2017 Tax Cuts and Jobs Act Establishes “Opportunity Zones” Program to Invest in Low-Income Communities
By Aaron Clapper, GOPC Project Manager
The Opportunity Zones program was created through the Tax Cuts and Jobs Act of 2017, and is designed to be an economic tool that brings long-term investments in low-income communities. GOPC has put together a Q&A to shed light on this newly established program.
**UPDATED 3/22/2018: ODSA has announced the nominated census tracts sent to Treasury for certification. Ohio's submitted tracts and an explanation for the process can be found on ODSA's website. Treasury now has 30 days to certify the census tracts. Information for Opportunity Funds, the investment vehicles that will invest in Opportunity Zones, has not been released by Treasury.
What are Opportunity Zones?
The Governor of each state has until March 21, 2018 to nominate up to 25% of qualified census tracts in their state as Opportunity Zones. Opportunity Zones are comprised of census tracts in a low-income community (LIC), which meets the definition as laid out in Section 45D(e) of the IRS (New Markets Tax Credits Program) code: a poverty rate of at least 20% or one that has a median income that does not exceed the higher of 80% of the median income of the metropolitan area or the statewide median income. The Governor may also choose to nominate up to 5% of non-LIC census tracts. The non-LIC tracts must be contiguous to an LIC-tract and median income cannot exceed 125% of the contiguous low income community.

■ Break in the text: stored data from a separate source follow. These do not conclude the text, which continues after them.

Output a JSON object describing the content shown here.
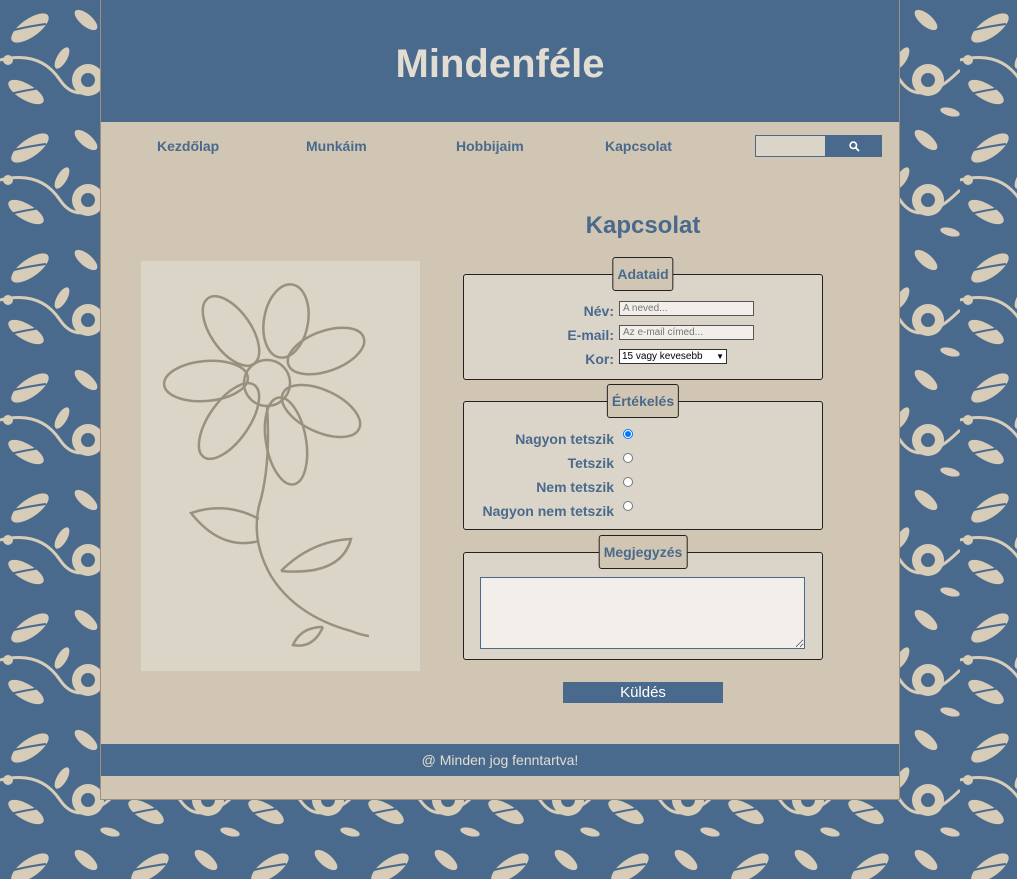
{
  "site_title": "Mindenféle",
  "nav": {
    "items": [
      {
        "label": "Kezdőlap"
      },
      {
        "label": "Munkáim"
      },
      {
        "label": "Hobbijaim"
      },
      {
        "label": "Kapcsolat"
      }
    ],
    "search": {
      "value": "",
      "placeholder": "",
      "icon": "search-icon"
    }
  },
  "contact": {
    "title": "Kapcsolat",
    "details": {
      "legend": "Adataid",
      "name_label": "Név:",
      "name_placeholder": "A neved...",
      "email_label": "E-mail:",
      "email_placeholder": "Az e-mail címed...",
      "age_label": "Kor:",
      "age_selected": "15 vagy kevesebb"
    },
    "rating": {
      "legend": "Értékelés",
      "options": [
        {
          "label": "Nagyon tetszik",
          "checked": true
        },
        {
          "label": "Tetszik",
          "checked": false
        },
        {
          "label": "Nem tetszik",
          "checked": false
        },
        {
          "label": "Nagyon nem tetszik",
          "checked": false
        }
      ]
    },
    "note": {
      "legend": "Megjegyzés",
      "value": ""
    },
    "submit_label": "Küldés"
  },
  "footer": {
    "text": "@ Minden jog fenntartva!"
  },
  "colors": {
    "primary": "#496a8c",
    "page_bg": "#d1c6b3",
    "panel_bg": "#dbd5c9",
    "flower_line": "#9a907e"
  }
}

To determine a qualified census tract, Treasury is utilizing data from the 2011-2015 American Community Survey (ACS), which includes 5-year data from the Census Bureau. Data from Treasury can be accessed here.

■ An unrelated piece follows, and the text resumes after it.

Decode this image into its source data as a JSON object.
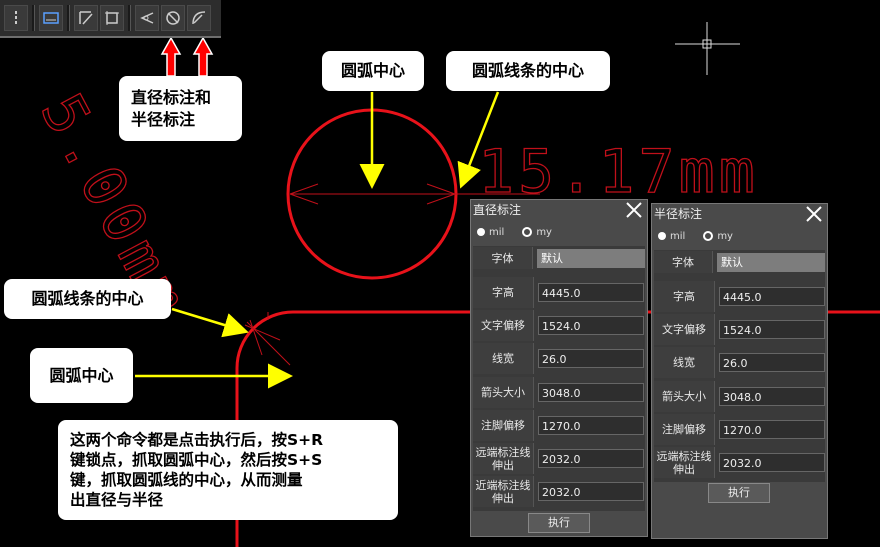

What process does the state of Ohio have for the nomination of Opportunity Zones?
Ohio has 320 census tracts that can be nominated. Governor Kasich may nominate up to 16 non-LIC contiguous tracts.
Ohio Development Services Agency (ODSA) will be handling the solicitation of Opportunity Zone suggestions to share with the Governor’s office. ODSA has provided a map of eligible tracts that have been identified in the state of Ohio. This map only includes LIC tracts, but ODSA is open to non-LIC tract suggestions as well.
An online portal was opened through ODSA for interested parties to make recommendations for which census tracts should be considered for the Opportunity Zones selection.
**Update: Ohio has submitted census tracts to Treasury, per the March 21st deadline. The process utilized by the state and the submitted census tracts can be found on ODSA's website. Treasury should certify the nominated census tracts within 30 days.
Where has investment occurred in the past?
GOPC has put together a map that highlights Ohio’s eligible census tracts that includes overlay data for various CDFI-financed projects.
What are Opportunity Funds and how are Opportunity Funds funded?
Opportunity Funds are investment vehicles (i.e. CDEs, CDFIS, banks/lending institutions who partake in the New Markets Tax Credit) who invest in the Opportunity Zones. Opportunity Funds must be entities that invest at least 90% of its assets into the Opportunity Zone businesses, either directly or through qualifying corporations or partnerships. These Opportunity Zone Businesses must have all tangible assets in the Opportunity Zone and at least 50% of their gross income earned in the Opportunity Zone.
Opportunity Funds will likely be funded through venture firms, large corporations, CDFIs, state/local governments, and private philanthropy. It is likely that funding will occur through private equity within each Opportunity Zone. To encourage investment, the IRS code states a temporary deferral of taxable income through investment in a qualified opportunity fund, a step-up in basis for capital gains reinvested in Opportunity Funds, and a permanent exclusion from taxable income of capital gains from investments in an Opportunity Fund if the investment is held for at least 10 years.
Treasury is currently in the process of establishing rules and regulations regarding the funding structure and the tax codes for Opportunity Funds, such as the entities who can participate in the tax incentives and how the funding will occur.
What are the next steps for this program?
Treasury has 30 days to approve these census tracts that were submitted by the state on March 21st, 2018. Treasury will continue establishing tax code/regulations for this program. Current language established through Treasury can be found online through the CDFI Fund page.
As policies within this program continue to develop, GOPC will provide additional resources and information as they become relevant.
Are there additional resources?
GOPC created a map to include eligible census tracts (which has been updated to include Treasury's 2/27 update) with an overlay of CDFI-financed projects.
Enterprise Communities has resources available on their website, which includes a map of eligible census tracts and an overlay feature using their Outcome360 tool to highlight opportunity outcomes using five indices.
The Kirwan Institute has created a tool to map out census tracts across the state, which includes an overlay tool for the Composite Investment Index.